Sesame CSM is specialized for multi-speaker conversation (two speakers taking turns). English only, but good at what it does.

The license issue

Voxtral’s weights are CC BY-NC 4.0. The “NC” means non-commercial. You can download it, run it, modify it, and share it for personal and research use. You cannot ship a product with it or use it in a business workflow without licensing it through Mistral’s API ($0.016 per thousand characters).

This is a real limitation. Qwen3-TTS (Apache 2.0) and Piper (MIT) have fully permissive licenses. If you’re building something commercial, Voxtral is free to evaluate but not free to deploy.

For hobbyists running a personal voice assistant or reading articles aloud while cooking, this doesn’t matter at all.

Building a full local voice pipeline

The killer setup right now: Whisper (STT) to a local LLM to Voxtral (TTS). All offline, all on your hardware.

The latency budget for a voice conversation that feels natural is about 1-2 seconds total. Here’s where the time goes:

Stage	Model	Time	VRAM
Speech-to-text	faster-whisper (turbo)	~200ms	~1GB
Language model	Qwen 3.5 9B (Q4)	~500ms to first token	~6GB
Text-to-speech	Voxtral MLX 4-bit	~90ms to first audio	~2.5GB
Total		~800ms	~9.5GB

Under a second. On a MacBook Pro with 16GB of unified memory, that whole stack fits with room to spare. On a desktop with an RTX 3090 (24GB), you could run all three plus a larger language model.

Open WebUI already supports custom TTS backends through its API integration. Point it at your vLLM Voxtral server and you get voice chat in a browser.

What to actually do

If you have Apple Silicon with 16GB+: install the MLX 4-bit version. It’s the lowest-friction path and runs faster than real-time. You’ll be generating speech in under 5 minutes.
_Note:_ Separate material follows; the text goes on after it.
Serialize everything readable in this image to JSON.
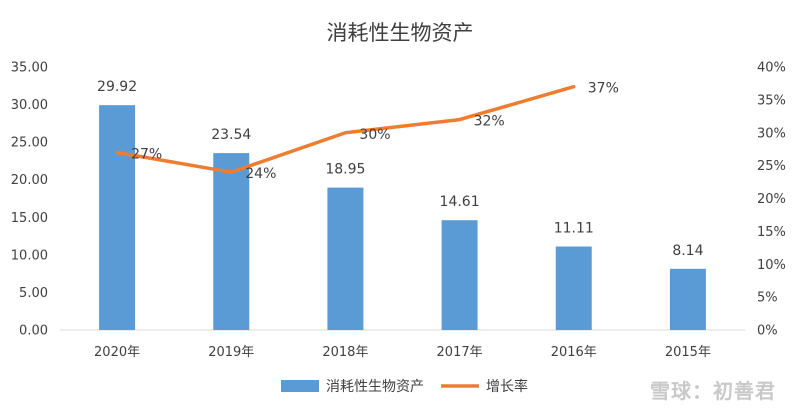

If you have an NVIDIA GPU with 16GB+ VRAM: use vLLM. The Docker image is the cleanest setup. The OpenAI-compatible endpoint means you can swap Voxtral into any existing pipeline that uses OpenAI’s TTS.
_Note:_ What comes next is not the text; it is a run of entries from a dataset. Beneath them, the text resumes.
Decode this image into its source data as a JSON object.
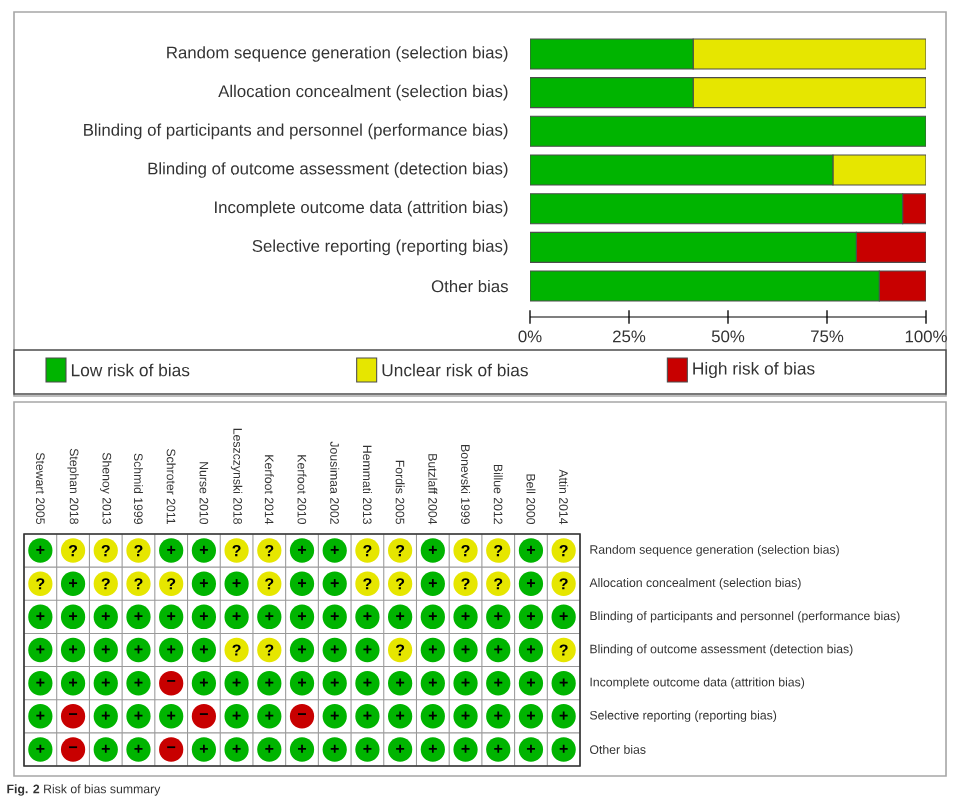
{
  "chart_data": [
    {
      "type": "bar",
      "orientation": "horizontal",
      "stacked": true,
      "categories": [
        "Random sequence generation (selection bias)",
        "Allocation concealment (selection bias)",
        "Blinding of participants and personnel (performance bias)",
        "Blinding of outcome assessment (detection bias)",
        "Incomplete outcome data (attrition bias)",
        "Selective reporting (reporting bias)",
        "Other bias"
      ],
      "series": [
        {
          "name": "Low risk of bias",
          "color": "#00b400",
          "values": [
            41.2,
            41.2,
            100,
            76.5,
            94.1,
            82.4,
            88.2
          ]
        },
        {
          "name": "Unclear risk of bias",
          "color": "#e6e600",
          "values": [
            58.8,
            58.8,
            0,
            23.5,
            0,
            0,
            0
          ]
        },
        {
          "name": "High risk of bias",
          "color": "#c80000",
          "values": [
            0,
            0,
            0,
            0,
            5.9,
            17.6,
            11.8
          ]
        }
      ],
      "xlim": [
        0,
        100
      ],
      "xticks": [
        {
          "value": 0,
          "label": "0%"
        },
        {
          "value": 25,
          "label": "25%"
        },
        {
          "value": 50,
          "label": "50%"
        },
        {
          "value": 75,
          "label": "75%"
        },
        {
          "value": 100,
          "label": "100%"
        }
      ],
      "legend": "bottom"
    },
    {
      "type": "heatmap",
      "categories": [
        "Stewart 2005",
        "Stephan 2018",
        "Shenoy 2013",
        "Schmid 1999",
        "Schroter 2011",
        "Nurse 2010",
        "Leszczynski 2018",
        "Kerfoot 2014",
        "Kerfoot 2010",
        "Jousimaa 2002",
        "Hemmati 2013",
        "Fordis 2005",
        "Butzlaff 2004",
        "Bonevski 1999",
        "Billue 2012",
        "Bell 2000",
        "Attin 2014"
      ],
      "y_categories": [
        "Random sequence generation (selection bias)",
        "Allocation concealment (selection bias)",
        "Blinding of participants and personnel (performance bias)",
        "Blinding of outcome assessment (detection bias)",
        "Incomplete outcome data (attrition bias)",
        "Selective reporting (reporting bias)",
        "Other bias"
      ],
      "cells": [
        [
          "+",
          "?",
          "?",
          "?",
          "+",
          "+",
          "?",
          "?",
          "+",
          "+",
          "?",
          "?",
          "+",
          "?",
          "?",
          "+",
          "?"
        ],
        [
          "?",
          "+",
          "?",
          "?",
          "?",
          "+",
          "+",
          "?",
          "+",
          "+",
          "?",
          "?",
          "+",
          "?",
          "?",
          "+",
          "?"
        ],
        [
          "+",
          "+",
          "+",
          "+",
          "+",
          "+",
          "+",
          "+",
          "+",
          "+",
          "+",
          "+",
          "+",
          "+",
          "+",
          "+",
          "+"
        ],
        [
          "+",
          "+",
          "+",
          "+",
          "+",
          "+",
          "?",
          "?",
          "+",
          "+",
          "+",
          "?",
          "+",
          "+",
          "+",
          "+",
          "?"
        ],
        [
          "+",
          "+",
          "+",
          "+",
          "−",
          "+",
          "+",
          "+",
          "+",
          "+",
          "+",
          "+",
          "+",
          "+",
          "+",
          "+",
          "+"
        ],
        [
          "+",
          "−",
          "+",
          "+",
          "+",
          "−",
          "+",
          "+",
          "−",
          "+",
          "+",
          "+",
          "+",
          "+",
          "+",
          "+",
          "+"
        ],
        [
          "+",
          "−",
          "+",
          "+",
          "−",
          "+",
          "+",
          "+",
          "+",
          "+",
          "+",
          "+",
          "+",
          "+",
          "+",
          "+",
          "+"
        ]
      ],
      "grid": true,
      "annotations": [
        "**Fig. 2** Risk of bias summary"
      ]
    }
  ]
}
If you need commercial rights: use Qwen3-TTS instead. Smaller, permissively licensed, and the quality gap with Voxtral is narrow.
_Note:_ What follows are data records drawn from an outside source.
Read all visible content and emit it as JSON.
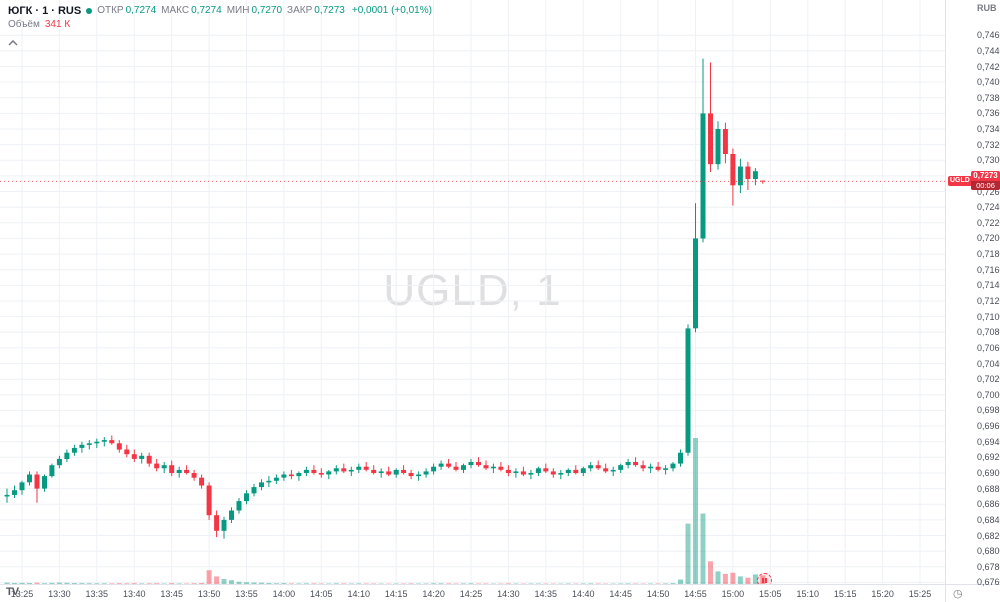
{
  "header": {
    "symbol_title": "ЮГК · 1 · RUS",
    "ohlc": {
      "open_label": "ОТКР",
      "open": "0,7274",
      "high_label": "МАКС",
      "high": "0,7274",
      "low_label": "МИН",
      "low": "0,7270",
      "close_label": "ЗАКР",
      "close": "0,7273",
      "change": "+0,0001 (+0,01%)"
    },
    "volume_label": "Объём",
    "volume_value": "341 К"
  },
  "watermark": "UGLD, 1",
  "branding": {
    "logo_text": "TV"
  },
  "icons": {
    "clock": "◷"
  },
  "price_tag": {
    "symbol": "UGLD",
    "price": "0,7273",
    "countdown": "00:06",
    "color": "#f23645"
  },
  "chart_data": {
    "type": "candlestick",
    "title": "UGLD, 1",
    "symbol": "UGLD",
    "interval": "1",
    "currency": "RUB",
    "ylim": [
      0.6758,
      0.7505
    ],
    "grid": true,
    "colors": {
      "up": "#089981",
      "down": "#f23645"
    },
    "y_ticks": [
      "0,7460",
      "0,7440",
      "0,7420",
      "0,7400",
      "0,7380",
      "0,7360",
      "0,7340",
      "0,7320",
      "0,7300",
      "0,7280",
      "0,7260",
      "0,7240",
      "0,7220",
      "0,7200",
      "0,7180",
      "0,7160",
      "0,7140",
      "0,7120",
      "0,7100",
      "0,7080",
      "0,7060",
      "0,7040",
      "0,7020",
      "0,7000",
      "0,6980",
      "0,6960",
      "0,6940",
      "0,6920",
      "0,6900",
      "0,6880",
      "0,6860",
      "0,6840",
      "0,6820",
      "0,6800",
      "0,6780",
      "0,6760"
    ],
    "x_ticks": [
      "13:25",
      "13:30",
      "13:35",
      "13:40",
      "13:45",
      "13:50",
      "13:55",
      "14:00",
      "14:05",
      "14:10",
      "14:15",
      "14:20",
      "14:25",
      "14:30",
      "14:35",
      "14:40",
      "14:45",
      "14:50",
      "14:55",
      "15:00",
      "15:05",
      "15:10",
      "15:15",
      "15:20",
      "15:25"
    ],
    "columns": [
      "time",
      "open",
      "high",
      "low",
      "close",
      "volume"
    ],
    "last_price": 0.7273,
    "candles": [
      [
        "13:23",
        0.687,
        0.688,
        0.6862,
        0.6872,
        50000
      ],
      [
        "13:24",
        0.6872,
        0.6884,
        0.6868,
        0.6878,
        40000
      ],
      [
        "13:25",
        0.6878,
        0.689,
        0.6872,
        0.6888,
        45000
      ],
      [
        "13:26",
        0.6888,
        0.6902,
        0.6884,
        0.6898,
        38000
      ],
      [
        "13:27",
        0.6898,
        0.6902,
        0.6862,
        0.688,
        52000
      ],
      [
        "13:28",
        0.688,
        0.6898,
        0.6876,
        0.6896,
        30000
      ],
      [
        "13:29",
        0.6896,
        0.6912,
        0.6894,
        0.691,
        42000
      ],
      [
        "13:30",
        0.691,
        0.6922,
        0.6906,
        0.6918,
        55000
      ],
      [
        "13:31",
        0.6918,
        0.693,
        0.6914,
        0.6926,
        48000
      ],
      [
        "13:32",
        0.6926,
        0.6936,
        0.6922,
        0.6932,
        40000
      ],
      [
        "13:33",
        0.6932,
        0.694,
        0.6926,
        0.6936,
        35000
      ],
      [
        "13:34",
        0.6936,
        0.6942,
        0.693,
        0.6938,
        30000
      ],
      [
        "13:35",
        0.6938,
        0.6944,
        0.6932,
        0.694,
        28000
      ],
      [
        "13:36",
        0.694,
        0.6946,
        0.6934,
        0.6942,
        26000
      ],
      [
        "13:37",
        0.6942,
        0.6948,
        0.6936,
        0.6938,
        24000
      ],
      [
        "13:38",
        0.6938,
        0.6942,
        0.6926,
        0.693,
        30000
      ],
      [
        "13:39",
        0.693,
        0.6936,
        0.692,
        0.6924,
        28000
      ],
      [
        "13:40",
        0.6924,
        0.693,
        0.6914,
        0.6918,
        32000
      ],
      [
        "13:41",
        0.6918,
        0.6926,
        0.6912,
        0.6922,
        22000
      ],
      [
        "13:42",
        0.6922,
        0.6926,
        0.6908,
        0.6912,
        26000
      ],
      [
        "13:43",
        0.6912,
        0.6918,
        0.6902,
        0.6906,
        30000
      ],
      [
        "13:44",
        0.6906,
        0.6914,
        0.69,
        0.691,
        20000
      ],
      [
        "13:45",
        0.691,
        0.6916,
        0.6896,
        0.69,
        34000
      ],
      [
        "13:46",
        0.69,
        0.6908,
        0.6894,
        0.6904,
        22000
      ],
      [
        "13:47",
        0.6904,
        0.691,
        0.6898,
        0.69,
        18000
      ],
      [
        "13:48",
        0.69,
        0.6904,
        0.689,
        0.6894,
        26000
      ],
      [
        "13:49",
        0.6894,
        0.6898,
        0.688,
        0.6884,
        40000
      ],
      [
        "13:50",
        0.6884,
        0.6888,
        0.684,
        0.6846,
        550000
      ],
      [
        "13:51",
        0.6846,
        0.6852,
        0.6818,
        0.6826,
        300000
      ],
      [
        "13:52",
        0.6826,
        0.6844,
        0.6816,
        0.684,
        200000
      ],
      [
        "13:53",
        0.684,
        0.6856,
        0.6836,
        0.6852,
        150000
      ],
      [
        "13:54",
        0.6852,
        0.6868,
        0.6848,
        0.6864,
        90000
      ],
      [
        "13:55",
        0.6864,
        0.6878,
        0.686,
        0.6874,
        70000
      ],
      [
        "13:56",
        0.6874,
        0.6886,
        0.687,
        0.6882,
        60000
      ],
      [
        "13:57",
        0.6882,
        0.6892,
        0.6878,
        0.6888,
        50000
      ],
      [
        "13:58",
        0.6888,
        0.6896,
        0.6882,
        0.689,
        40000
      ],
      [
        "13:59",
        0.689,
        0.6898,
        0.6886,
        0.6894,
        30000
      ],
      [
        "14:00",
        0.6894,
        0.6902,
        0.689,
        0.6898,
        35000
      ],
      [
        "14:01",
        0.6898,
        0.6904,
        0.6892,
        0.6896,
        25000
      ],
      [
        "14:02",
        0.6896,
        0.6902,
        0.689,
        0.69,
        22000
      ],
      [
        "14:03",
        0.69,
        0.6908,
        0.6896,
        0.6904,
        28000
      ],
      [
        "14:04",
        0.6904,
        0.691,
        0.6898,
        0.69,
        24000
      ],
      [
        "14:05",
        0.69,
        0.6906,
        0.6894,
        0.6898,
        20000
      ],
      [
        "14:06",
        0.6898,
        0.6904,
        0.6892,
        0.6902,
        18000
      ],
      [
        "14:07",
        0.6902,
        0.691,
        0.6898,
        0.6906,
        26000
      ],
      [
        "14:08",
        0.6906,
        0.6912,
        0.69,
        0.6902,
        22000
      ],
      [
        "14:09",
        0.6902,
        0.6908,
        0.6896,
        0.6904,
        19000
      ],
      [
        "14:10",
        0.6904,
        0.6912,
        0.69,
        0.6908,
        24000
      ],
      [
        "14:11",
        0.6908,
        0.6914,
        0.6902,
        0.6904,
        21000
      ],
      [
        "14:12",
        0.6904,
        0.691,
        0.6898,
        0.69,
        18000
      ],
      [
        "14:13",
        0.69,
        0.6906,
        0.6894,
        0.6902,
        17000
      ],
      [
        "14:14",
        0.6902,
        0.6908,
        0.6896,
        0.6898,
        16000
      ],
      [
        "14:15",
        0.6898,
        0.6906,
        0.6894,
        0.6904,
        20000
      ],
      [
        "14:16",
        0.6904,
        0.691,
        0.6898,
        0.69,
        18000
      ],
      [
        "14:17",
        0.69,
        0.6904,
        0.6892,
        0.6896,
        22000
      ],
      [
        "14:18",
        0.6896,
        0.6902,
        0.689,
        0.6898,
        19000
      ],
      [
        "14:19",
        0.6898,
        0.6906,
        0.6894,
        0.6902,
        21000
      ],
      [
        "14:20",
        0.6902,
        0.6912,
        0.6898,
        0.6908,
        26000
      ],
      [
        "14:21",
        0.6908,
        0.6916,
        0.6904,
        0.6912,
        28000
      ],
      [
        "14:22",
        0.6912,
        0.6918,
        0.6906,
        0.6908,
        22000
      ],
      [
        "14:23",
        0.6908,
        0.6914,
        0.6902,
        0.6904,
        18000
      ],
      [
        "14:24",
        0.6904,
        0.6912,
        0.69,
        0.691,
        24000
      ],
      [
        "14:25",
        0.691,
        0.6918,
        0.6906,
        0.6914,
        26000
      ],
      [
        "14:26",
        0.6914,
        0.692,
        0.6908,
        0.691,
        20000
      ],
      [
        "14:27",
        0.691,
        0.6916,
        0.6904,
        0.6906,
        18000
      ],
      [
        "14:28",
        0.6906,
        0.6912,
        0.69,
        0.6908,
        16000
      ],
      [
        "14:29",
        0.6908,
        0.6914,
        0.6902,
        0.6904,
        15000
      ],
      [
        "14:30",
        0.6904,
        0.691,
        0.6896,
        0.69,
        25000
      ],
      [
        "14:31",
        0.69,
        0.6906,
        0.6894,
        0.6902,
        19000
      ],
      [
        "14:32",
        0.6902,
        0.6908,
        0.6896,
        0.6898,
        16000
      ],
      [
        "14:33",
        0.6898,
        0.6904,
        0.6892,
        0.69,
        18000
      ],
      [
        "14:34",
        0.69,
        0.6908,
        0.6896,
        0.6906,
        20000
      ],
      [
        "14:35",
        0.6906,
        0.6912,
        0.69,
        0.6902,
        17000
      ],
      [
        "14:36",
        0.6902,
        0.6906,
        0.6894,
        0.6898,
        15000
      ],
      [
        "14:37",
        0.6898,
        0.6904,
        0.6892,
        0.69,
        16000
      ],
      [
        "14:38",
        0.69,
        0.6906,
        0.6896,
        0.6904,
        18000
      ],
      [
        "14:39",
        0.6904,
        0.691,
        0.6898,
        0.69,
        15000
      ],
      [
        "14:40",
        0.69,
        0.6908,
        0.6896,
        0.6906,
        19000
      ],
      [
        "14:41",
        0.6906,
        0.6914,
        0.6902,
        0.691,
        22000
      ],
      [
        "14:42",
        0.691,
        0.6916,
        0.6904,
        0.6906,
        18000
      ],
      [
        "14:43",
        0.6906,
        0.6912,
        0.69,
        0.6902,
        16000
      ],
      [
        "14:44",
        0.6902,
        0.6908,
        0.6896,
        0.6904,
        15000
      ],
      [
        "14:45",
        0.6904,
        0.6912,
        0.69,
        0.691,
        20000
      ],
      [
        "14:46",
        0.691,
        0.6918,
        0.6906,
        0.6914,
        24000
      ],
      [
        "14:47",
        0.6914,
        0.692,
        0.6908,
        0.691,
        19000
      ],
      [
        "14:48",
        0.691,
        0.6916,
        0.6902,
        0.6906,
        17000
      ],
      [
        "14:49",
        0.6906,
        0.6912,
        0.69,
        0.6908,
        18000
      ],
      [
        "14:50",
        0.6908,
        0.6914,
        0.6902,
        0.6904,
        20000
      ],
      [
        "14:51",
        0.6904,
        0.691,
        0.6898,
        0.6906,
        22000
      ],
      [
        "14:52",
        0.6906,
        0.6914,
        0.6902,
        0.6912,
        35000
      ],
      [
        "14:53",
        0.6912,
        0.693,
        0.6908,
        0.6926,
        180000
      ],
      [
        "14:54",
        0.6926,
        0.709,
        0.6922,
        0.7085,
        2400000
      ],
      [
        "14:55",
        0.7085,
        0.7245,
        0.708,
        0.72,
        5800000
      ],
      [
        "14:56",
        0.72,
        0.743,
        0.7195,
        0.736,
        2800000
      ],
      [
        "14:57",
        0.736,
        0.7425,
        0.7285,
        0.7295,
        900000
      ],
      [
        "14:58",
        0.7295,
        0.735,
        0.7288,
        0.734,
        500000
      ],
      [
        "14:59",
        0.734,
        0.7348,
        0.7296,
        0.7308,
        400000
      ],
      [
        "15:00",
        0.7308,
        0.7315,
        0.7242,
        0.7268,
        450000
      ],
      [
        "15:01",
        0.7268,
        0.7302,
        0.7258,
        0.7292,
        300000
      ],
      [
        "15:02",
        0.7292,
        0.7298,
        0.7262,
        0.7276,
        250000
      ],
      [
        "15:03",
        0.7276,
        0.729,
        0.7268,
        0.7286,
        380000
      ],
      [
        "15:04",
        0.7274,
        0.7274,
        0.727,
        0.7273,
        341000
      ]
    ]
  }
}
If you need more than 9 languages: Coqui XTTS v2 covers 17, Piper covers 30+. Voxtral may add more languages later, but right now CJK and Slavic languages aren’t supported.

A year ago, building a local voice assistant meant stitching together half-broken projects and tolerating robotic output. Whisper plus a local LLM plus Voxtral gets you a voice pipeline that never phones home and sounds like a paid service. That’s new.